The wind and the sea will trap us in here for the night. Luca does not know this, but I do. I know what happens when the wind blows on Tristan da Cunha. My imagination darts ahead to what might happen in the dark.
Luca smiles up at me. "Sit down, Gemma." He pats the wood. The tin is a barrier between us, an unscaleable mountain of biscuit and icing. "What did you want to tell me?"
Where do I start with the telling? My imaginings desert me, my plans, my carefully rehearsed words. "It's about your anomaly." I stumble over the word.
"Well, not my anomaly, but go on."
"You said that it was close here, closer to the earth than anywhere else. The cosmic rays."
"The Van Allen belts, yes. Two hundred kilometres up, full of energetic particles and anti-protons."
I didn't know what those were. I was so far from understanding this, but he could help me. I just had to explain it. "You said that sometimes when astronauts go through the belts they—they see things."
"That's right. The radiation stimulates their brains and they see images that aren't there."
"Yes." I breathe out, slowly, searching for the right words. "Those. I—I see them all the time."
There. Done. I raise my eyes, which have been focused on my cup, to meet his. "I've always seen them. I'm trying to figure out their meaning, but it's hard. You know about space. You could help me. I could help you. Back at your university. We could study them together." My words tumble out, because he is not looking delighted, or astounded, or interested, or any of the expressions I pictured in the dark at night.
His head is tilted slightly to one side, his expression thoughtful. "Do you mean phosphenes?"
I shake my head, unfamiliar with the word. "No, I see images. Starbursts. Like the helixes I drew. You knew what they were."
"Ah." He looks down at his cup, turns it around in his hands before looking back at me. "I do know what they are. What you are seeing are called phosphenes. They happen when the brain is stimulated, by various means. Astronauts see them because they pass through the radiation belts around the Earth."
"
Yes. That's what I see. The cosmic rays here make me see these images—"
But he is shaking his head. "Gemma, the radiation is closest here, but it's still two hundred kilometres up. Only very, very tiny amounts would make it through the atmosphere. Barely more than would normally be found at sea level anywhere. It's not—The Van Allen Belt is not causing your phosphenes. Your images."
"Then how come I can see them?" My chest struggles for air. "I can draw them for you, prove that they're just like what the astronauts see." I put down my cup, but too hasty, and it tumbles off the bench, shattering on the tiles and splashing his shoes. I drop to my knees, trying to gather the shards in shaking hands. I feel a sharp pain. Bright blood wells on my fingers.

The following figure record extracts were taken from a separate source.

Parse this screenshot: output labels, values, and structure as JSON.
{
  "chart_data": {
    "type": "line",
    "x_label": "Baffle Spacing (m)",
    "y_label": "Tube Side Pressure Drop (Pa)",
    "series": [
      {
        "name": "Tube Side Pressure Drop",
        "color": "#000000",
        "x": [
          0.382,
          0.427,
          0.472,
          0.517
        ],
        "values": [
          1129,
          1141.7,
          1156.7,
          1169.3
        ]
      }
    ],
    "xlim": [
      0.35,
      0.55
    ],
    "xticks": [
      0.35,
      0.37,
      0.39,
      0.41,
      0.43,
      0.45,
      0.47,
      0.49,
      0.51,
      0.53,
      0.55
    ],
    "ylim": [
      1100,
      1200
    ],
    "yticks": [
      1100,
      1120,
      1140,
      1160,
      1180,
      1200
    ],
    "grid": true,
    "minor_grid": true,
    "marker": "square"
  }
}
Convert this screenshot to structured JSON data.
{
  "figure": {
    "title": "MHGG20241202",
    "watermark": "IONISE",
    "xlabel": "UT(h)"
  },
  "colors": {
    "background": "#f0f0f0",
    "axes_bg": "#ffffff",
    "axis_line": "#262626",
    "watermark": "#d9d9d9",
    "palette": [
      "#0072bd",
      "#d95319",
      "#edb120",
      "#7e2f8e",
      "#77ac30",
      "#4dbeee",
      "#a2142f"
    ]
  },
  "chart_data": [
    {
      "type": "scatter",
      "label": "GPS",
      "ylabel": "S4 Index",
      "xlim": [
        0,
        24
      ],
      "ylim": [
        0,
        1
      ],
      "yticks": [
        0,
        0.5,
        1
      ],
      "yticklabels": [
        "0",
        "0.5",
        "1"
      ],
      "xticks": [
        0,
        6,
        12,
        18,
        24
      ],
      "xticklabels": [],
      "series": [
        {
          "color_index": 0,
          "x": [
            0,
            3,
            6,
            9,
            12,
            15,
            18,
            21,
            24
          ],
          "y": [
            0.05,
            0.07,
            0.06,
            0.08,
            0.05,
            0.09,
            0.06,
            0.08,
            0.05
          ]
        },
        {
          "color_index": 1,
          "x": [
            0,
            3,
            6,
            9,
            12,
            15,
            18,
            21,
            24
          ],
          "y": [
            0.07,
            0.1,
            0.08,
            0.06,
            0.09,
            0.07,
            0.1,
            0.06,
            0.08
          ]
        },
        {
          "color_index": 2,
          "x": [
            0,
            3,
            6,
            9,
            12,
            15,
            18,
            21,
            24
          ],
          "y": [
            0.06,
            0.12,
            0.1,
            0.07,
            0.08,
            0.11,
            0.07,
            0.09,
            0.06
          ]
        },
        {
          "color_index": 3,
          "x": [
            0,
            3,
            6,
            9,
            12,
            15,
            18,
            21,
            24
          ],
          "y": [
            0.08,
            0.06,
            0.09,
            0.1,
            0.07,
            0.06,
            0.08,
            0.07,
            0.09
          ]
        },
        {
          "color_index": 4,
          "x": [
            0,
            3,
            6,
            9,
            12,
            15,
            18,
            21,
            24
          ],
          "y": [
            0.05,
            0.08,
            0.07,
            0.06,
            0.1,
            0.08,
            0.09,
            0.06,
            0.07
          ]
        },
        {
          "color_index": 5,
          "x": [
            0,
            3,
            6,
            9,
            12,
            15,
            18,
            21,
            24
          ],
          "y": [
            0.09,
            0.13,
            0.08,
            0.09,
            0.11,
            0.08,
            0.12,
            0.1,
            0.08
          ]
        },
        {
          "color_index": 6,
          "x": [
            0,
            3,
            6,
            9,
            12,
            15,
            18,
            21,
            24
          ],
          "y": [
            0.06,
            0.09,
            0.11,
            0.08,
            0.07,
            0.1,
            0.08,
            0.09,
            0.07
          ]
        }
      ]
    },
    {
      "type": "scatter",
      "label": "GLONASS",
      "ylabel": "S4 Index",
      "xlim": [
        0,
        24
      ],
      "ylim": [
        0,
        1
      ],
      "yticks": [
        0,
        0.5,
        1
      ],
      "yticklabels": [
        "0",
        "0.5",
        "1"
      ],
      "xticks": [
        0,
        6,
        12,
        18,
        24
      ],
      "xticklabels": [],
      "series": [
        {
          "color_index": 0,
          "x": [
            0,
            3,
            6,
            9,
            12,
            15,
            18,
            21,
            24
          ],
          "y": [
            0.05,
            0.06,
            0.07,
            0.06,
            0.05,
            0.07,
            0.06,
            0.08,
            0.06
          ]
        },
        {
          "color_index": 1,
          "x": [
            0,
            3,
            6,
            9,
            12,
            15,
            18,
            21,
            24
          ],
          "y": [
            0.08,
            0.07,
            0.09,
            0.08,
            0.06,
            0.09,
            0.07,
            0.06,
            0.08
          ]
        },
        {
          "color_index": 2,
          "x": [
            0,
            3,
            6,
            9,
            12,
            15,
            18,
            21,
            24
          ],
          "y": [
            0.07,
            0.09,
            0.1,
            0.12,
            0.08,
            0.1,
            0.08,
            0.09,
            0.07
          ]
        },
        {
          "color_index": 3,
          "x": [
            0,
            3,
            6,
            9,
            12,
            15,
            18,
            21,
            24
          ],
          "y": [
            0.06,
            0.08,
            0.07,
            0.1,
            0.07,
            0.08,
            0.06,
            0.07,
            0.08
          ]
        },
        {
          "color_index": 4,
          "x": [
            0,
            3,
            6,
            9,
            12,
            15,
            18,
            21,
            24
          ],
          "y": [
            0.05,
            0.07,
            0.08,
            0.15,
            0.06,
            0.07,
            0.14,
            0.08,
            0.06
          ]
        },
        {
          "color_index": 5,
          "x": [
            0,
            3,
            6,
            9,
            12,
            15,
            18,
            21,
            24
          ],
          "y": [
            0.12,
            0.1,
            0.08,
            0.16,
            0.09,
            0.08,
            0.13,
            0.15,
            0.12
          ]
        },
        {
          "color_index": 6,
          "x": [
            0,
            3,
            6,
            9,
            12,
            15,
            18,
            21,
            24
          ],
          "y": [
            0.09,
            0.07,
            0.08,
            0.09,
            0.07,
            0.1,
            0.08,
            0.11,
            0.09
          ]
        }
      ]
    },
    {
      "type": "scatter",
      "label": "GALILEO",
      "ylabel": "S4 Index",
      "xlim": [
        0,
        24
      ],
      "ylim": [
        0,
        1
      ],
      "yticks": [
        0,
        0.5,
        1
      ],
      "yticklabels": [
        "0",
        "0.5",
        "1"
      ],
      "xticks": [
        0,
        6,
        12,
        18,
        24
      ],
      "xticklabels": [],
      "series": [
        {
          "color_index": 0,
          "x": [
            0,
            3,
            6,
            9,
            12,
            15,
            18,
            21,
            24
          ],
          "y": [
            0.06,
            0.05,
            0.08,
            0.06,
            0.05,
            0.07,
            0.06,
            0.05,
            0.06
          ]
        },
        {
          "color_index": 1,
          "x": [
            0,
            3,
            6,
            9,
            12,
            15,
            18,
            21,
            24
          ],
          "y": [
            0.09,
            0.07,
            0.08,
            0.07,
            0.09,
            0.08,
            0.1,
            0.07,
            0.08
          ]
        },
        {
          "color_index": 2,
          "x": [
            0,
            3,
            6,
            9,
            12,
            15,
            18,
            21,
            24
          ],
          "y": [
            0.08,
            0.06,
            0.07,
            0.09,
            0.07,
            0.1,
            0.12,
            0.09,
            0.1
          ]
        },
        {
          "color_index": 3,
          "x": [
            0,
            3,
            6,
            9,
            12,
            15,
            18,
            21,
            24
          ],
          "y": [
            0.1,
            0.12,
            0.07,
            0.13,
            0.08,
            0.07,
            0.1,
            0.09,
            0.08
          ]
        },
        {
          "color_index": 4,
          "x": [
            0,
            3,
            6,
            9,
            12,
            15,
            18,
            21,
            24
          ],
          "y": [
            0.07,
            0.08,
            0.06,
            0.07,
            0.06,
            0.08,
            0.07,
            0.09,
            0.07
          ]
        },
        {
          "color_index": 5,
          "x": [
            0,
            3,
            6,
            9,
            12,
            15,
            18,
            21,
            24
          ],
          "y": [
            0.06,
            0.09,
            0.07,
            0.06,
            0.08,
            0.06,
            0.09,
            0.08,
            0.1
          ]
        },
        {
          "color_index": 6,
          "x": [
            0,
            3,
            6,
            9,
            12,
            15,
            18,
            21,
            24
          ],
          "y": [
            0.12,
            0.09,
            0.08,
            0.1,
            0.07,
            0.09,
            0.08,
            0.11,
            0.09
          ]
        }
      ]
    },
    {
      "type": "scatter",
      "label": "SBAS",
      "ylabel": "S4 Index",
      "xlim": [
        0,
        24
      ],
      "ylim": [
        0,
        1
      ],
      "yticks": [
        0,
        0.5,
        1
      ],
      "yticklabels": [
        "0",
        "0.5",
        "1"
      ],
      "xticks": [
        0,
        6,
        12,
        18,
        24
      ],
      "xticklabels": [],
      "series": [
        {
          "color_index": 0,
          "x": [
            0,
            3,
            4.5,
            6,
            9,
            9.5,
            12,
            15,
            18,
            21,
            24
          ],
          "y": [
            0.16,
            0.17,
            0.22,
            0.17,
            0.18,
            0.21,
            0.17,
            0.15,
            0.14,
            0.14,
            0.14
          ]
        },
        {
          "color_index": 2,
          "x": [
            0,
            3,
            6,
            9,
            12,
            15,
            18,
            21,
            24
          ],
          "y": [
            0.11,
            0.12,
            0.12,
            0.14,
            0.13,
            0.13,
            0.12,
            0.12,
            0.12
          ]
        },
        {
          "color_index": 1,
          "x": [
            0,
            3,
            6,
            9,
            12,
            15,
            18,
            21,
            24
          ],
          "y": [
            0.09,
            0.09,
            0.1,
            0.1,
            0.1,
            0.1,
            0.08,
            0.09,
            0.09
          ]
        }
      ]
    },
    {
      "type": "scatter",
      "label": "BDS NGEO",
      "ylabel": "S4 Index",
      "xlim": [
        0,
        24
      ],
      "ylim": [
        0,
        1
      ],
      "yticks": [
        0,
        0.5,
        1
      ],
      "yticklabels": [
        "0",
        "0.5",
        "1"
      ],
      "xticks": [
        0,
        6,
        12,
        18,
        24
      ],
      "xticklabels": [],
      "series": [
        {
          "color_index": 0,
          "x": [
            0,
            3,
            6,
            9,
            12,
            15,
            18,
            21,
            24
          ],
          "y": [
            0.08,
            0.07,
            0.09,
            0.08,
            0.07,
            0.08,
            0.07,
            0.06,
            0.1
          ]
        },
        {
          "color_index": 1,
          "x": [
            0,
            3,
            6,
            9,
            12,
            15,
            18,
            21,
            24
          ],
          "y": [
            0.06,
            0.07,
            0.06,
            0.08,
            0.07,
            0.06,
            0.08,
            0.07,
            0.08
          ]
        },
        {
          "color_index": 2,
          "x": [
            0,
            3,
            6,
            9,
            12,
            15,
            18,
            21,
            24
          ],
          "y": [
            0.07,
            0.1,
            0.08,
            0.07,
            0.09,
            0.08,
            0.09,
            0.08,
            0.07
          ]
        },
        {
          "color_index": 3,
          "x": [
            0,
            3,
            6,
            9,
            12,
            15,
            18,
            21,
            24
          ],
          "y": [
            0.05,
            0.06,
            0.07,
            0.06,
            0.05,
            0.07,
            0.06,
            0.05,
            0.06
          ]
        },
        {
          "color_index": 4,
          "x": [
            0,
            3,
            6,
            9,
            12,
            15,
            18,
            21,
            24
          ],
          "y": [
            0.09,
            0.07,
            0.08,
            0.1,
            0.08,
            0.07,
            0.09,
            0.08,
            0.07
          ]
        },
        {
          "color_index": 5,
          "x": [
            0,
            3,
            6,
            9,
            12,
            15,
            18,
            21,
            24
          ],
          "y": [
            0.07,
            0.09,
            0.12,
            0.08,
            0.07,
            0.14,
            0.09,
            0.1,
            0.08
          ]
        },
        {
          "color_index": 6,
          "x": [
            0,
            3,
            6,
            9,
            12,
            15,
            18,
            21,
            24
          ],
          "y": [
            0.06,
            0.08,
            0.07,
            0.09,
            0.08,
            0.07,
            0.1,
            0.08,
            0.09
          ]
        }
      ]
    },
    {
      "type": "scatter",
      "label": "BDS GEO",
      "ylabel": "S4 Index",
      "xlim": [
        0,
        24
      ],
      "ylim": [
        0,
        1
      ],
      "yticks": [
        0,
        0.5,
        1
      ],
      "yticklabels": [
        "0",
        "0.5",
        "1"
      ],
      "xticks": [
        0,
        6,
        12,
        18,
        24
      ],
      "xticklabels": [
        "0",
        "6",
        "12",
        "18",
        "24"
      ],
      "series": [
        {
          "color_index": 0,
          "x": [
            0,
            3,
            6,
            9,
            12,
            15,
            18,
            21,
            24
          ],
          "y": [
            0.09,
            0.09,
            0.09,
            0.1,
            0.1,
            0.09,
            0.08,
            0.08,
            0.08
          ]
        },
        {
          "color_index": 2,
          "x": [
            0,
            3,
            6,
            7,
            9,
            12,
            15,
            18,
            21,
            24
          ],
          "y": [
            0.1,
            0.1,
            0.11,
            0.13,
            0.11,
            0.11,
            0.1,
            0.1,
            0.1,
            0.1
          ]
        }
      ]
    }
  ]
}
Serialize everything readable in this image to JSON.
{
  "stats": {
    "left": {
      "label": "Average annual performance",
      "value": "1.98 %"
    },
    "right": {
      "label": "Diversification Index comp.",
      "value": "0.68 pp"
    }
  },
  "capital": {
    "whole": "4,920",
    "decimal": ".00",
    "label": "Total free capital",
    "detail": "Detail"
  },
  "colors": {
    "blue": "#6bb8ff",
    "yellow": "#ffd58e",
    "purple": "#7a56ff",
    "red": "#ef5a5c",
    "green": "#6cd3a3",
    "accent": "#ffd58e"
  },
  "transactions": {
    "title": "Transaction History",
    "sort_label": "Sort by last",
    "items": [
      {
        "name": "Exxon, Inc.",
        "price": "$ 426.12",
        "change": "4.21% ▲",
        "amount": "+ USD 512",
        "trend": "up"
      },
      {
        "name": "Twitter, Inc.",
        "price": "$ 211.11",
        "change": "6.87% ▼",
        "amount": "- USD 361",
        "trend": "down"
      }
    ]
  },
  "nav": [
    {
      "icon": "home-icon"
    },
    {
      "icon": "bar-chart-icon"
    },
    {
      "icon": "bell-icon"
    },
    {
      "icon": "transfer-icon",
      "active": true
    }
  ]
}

"Gemma." He is there beside me, taking my hands, pulling me to my feet. "Don't worry about the cup." He sits me back on the bench and comes back with a first aid kit. I cup my injured hand, watching the blood well and drip. At each beat of my heart there is a tiny pulse of pain in my finger, and from each pulse a flower blooms, sticky-black.
The sting of the antiseptic fills my vision with churning spirals. "I can prove to you that I see them."
He is quiet while he applies a Band-Aid. "I'm not doubting you, Gemma. Phosphenes are a well-documented phenomenon."
"Then why won't you believe me?" His face is close to mine. He smells of salt and sweat.
"I believe you. It's just—" He puts the kit on a bench and pushes the biscuit tin aside to sit next to me. "Phosphenes have all sorts of causes, not just radiation." He is holding my hands in his, gently. Like they might break. His palms are soft, not hard and scratchy like the men of the island. "Sometimes you might see them if you bang your head, or tap your eye. Some people with low blood pressure can see them, because the pressure affects the blood vessels at the back of the eye. Dying people see them. I've seen them sometimes, after a sneeze."